Novice vs. Expert
By Moshe Katz


Novice vs. Expert

I love watching martial arts training videos, whether it is Krav Maga, Jujitsu or any style; everything looks so perfect. But then when you try it out, on a non-complying partner, does not always work so well. When we try techniques at Itay's gym we go full force. My friend Mark Hatmaker has the same approach; he calls it 'the pain laboratory'.

It is the same thing when you come into a school for the first time, or attend a seminar, it always looks great and the instructor can apparently make it work. Sometimes he can even make it work on a non-cooperative participant. But there is a problem. 

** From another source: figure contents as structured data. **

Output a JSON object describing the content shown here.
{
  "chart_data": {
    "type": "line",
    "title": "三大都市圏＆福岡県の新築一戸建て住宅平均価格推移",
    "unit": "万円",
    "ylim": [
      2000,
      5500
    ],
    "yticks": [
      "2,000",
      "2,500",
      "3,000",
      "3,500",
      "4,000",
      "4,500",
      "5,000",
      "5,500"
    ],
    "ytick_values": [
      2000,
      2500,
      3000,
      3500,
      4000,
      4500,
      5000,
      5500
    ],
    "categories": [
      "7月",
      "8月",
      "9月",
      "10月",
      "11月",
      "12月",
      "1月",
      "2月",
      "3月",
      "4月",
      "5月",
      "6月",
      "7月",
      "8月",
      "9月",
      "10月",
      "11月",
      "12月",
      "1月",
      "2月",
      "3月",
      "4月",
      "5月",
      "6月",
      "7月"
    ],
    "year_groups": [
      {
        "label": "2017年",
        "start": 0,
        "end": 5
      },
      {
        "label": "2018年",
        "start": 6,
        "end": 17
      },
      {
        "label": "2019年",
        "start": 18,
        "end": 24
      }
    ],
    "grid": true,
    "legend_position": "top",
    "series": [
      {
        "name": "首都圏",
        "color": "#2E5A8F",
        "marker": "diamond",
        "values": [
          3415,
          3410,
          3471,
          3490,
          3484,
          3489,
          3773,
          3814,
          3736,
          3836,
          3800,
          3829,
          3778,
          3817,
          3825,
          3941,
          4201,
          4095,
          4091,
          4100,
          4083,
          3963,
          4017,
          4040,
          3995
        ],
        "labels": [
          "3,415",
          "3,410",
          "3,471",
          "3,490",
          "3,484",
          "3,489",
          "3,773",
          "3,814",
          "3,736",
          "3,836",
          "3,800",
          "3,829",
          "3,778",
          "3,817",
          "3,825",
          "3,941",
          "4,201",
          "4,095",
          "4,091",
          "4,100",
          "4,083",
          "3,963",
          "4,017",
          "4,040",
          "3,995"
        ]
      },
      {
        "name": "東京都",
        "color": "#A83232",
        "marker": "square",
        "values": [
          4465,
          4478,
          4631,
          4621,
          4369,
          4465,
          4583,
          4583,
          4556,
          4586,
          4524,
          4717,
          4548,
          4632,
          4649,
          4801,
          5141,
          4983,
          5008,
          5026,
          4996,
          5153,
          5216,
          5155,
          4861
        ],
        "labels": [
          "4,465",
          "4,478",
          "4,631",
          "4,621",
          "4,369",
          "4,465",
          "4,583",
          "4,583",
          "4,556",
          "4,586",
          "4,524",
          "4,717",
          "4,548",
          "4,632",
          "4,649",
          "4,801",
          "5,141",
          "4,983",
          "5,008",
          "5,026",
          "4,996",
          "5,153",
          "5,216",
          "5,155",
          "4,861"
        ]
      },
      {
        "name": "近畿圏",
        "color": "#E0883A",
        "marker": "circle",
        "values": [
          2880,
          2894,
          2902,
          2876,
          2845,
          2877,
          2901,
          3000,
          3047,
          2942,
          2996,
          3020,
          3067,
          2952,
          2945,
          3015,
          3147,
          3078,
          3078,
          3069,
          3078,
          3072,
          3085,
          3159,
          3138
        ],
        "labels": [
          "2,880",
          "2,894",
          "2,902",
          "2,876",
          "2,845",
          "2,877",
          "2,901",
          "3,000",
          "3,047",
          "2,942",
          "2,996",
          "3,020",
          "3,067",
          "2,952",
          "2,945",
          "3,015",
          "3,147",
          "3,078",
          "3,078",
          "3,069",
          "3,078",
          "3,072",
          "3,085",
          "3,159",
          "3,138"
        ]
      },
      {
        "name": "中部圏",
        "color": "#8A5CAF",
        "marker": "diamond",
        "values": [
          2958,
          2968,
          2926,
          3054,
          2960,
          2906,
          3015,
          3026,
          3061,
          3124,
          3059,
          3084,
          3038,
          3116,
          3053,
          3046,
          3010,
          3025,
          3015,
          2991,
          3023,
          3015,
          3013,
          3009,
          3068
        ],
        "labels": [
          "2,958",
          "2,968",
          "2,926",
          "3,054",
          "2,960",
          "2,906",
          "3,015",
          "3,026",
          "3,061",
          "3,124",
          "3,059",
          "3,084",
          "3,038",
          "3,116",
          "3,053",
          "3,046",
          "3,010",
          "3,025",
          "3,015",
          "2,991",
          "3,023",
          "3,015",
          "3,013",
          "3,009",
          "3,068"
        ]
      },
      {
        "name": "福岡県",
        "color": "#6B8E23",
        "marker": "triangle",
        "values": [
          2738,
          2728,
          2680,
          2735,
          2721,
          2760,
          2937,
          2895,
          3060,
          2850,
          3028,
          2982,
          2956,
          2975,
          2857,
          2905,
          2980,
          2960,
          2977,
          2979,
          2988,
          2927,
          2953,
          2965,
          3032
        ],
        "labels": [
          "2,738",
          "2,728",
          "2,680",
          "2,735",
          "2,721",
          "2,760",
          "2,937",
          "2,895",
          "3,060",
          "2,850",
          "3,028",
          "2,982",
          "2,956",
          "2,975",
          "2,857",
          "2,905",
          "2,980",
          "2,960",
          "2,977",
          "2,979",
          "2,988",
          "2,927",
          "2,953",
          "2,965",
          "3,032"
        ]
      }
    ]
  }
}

Even if the instructor can make it work does not mean that this is the best technique for you, or even a good technique, or even an acceptable technique. Why? I will tell you way, glad you asked, because he is an expert at this technique. He has done it thousands of times; he is great at this particular technique. Even if we assume he can make it work in a real situation, which is a false assumption in a great many cases, there is still a problem. You the student are not going to devote your life to the martial arts. Perhaps you just have a few weeks to train. Certainly it is unlikely that you will make a career out of it and have the time to do each techniques as many times as that instructor.  

So then the question is; with your limited time, can you the practitioner make this technique work for you in a real life violent situation? Is the technique simple enough, and easy enough to learn so that you can trust it? Can you really count on this technique when the odds are against you?

The fact that a full-time martial artist can make this work is no guarantee that it will work for you, the beginner, the novice, the non-professional athlete. Now here is another issue I have; the instructor projects such confidence on his DVD or at his seminar that you are sort of captivated and entranced by his power and his magnetism. He believes, so you believe, it becomes a matter of faith.  You walk away believing that this is a great technique.  You have taken on religious faith and you do not question. This is bad. This is dangerous. This is life threatening.

When I teach Krav Maga classes or seminars, I always ask the participants, "So, does this make sense to you? Now try it out." I want you to be convinced that it works by virtue of your own experience, not based on my word. Trust me that it is worth learning, trust me and my experience that it is worth devoting some time to, but only trust yourself that it can actually work. 

The success of your technique will come from the confidence you imbue it with, that confidence can only come from your own experience.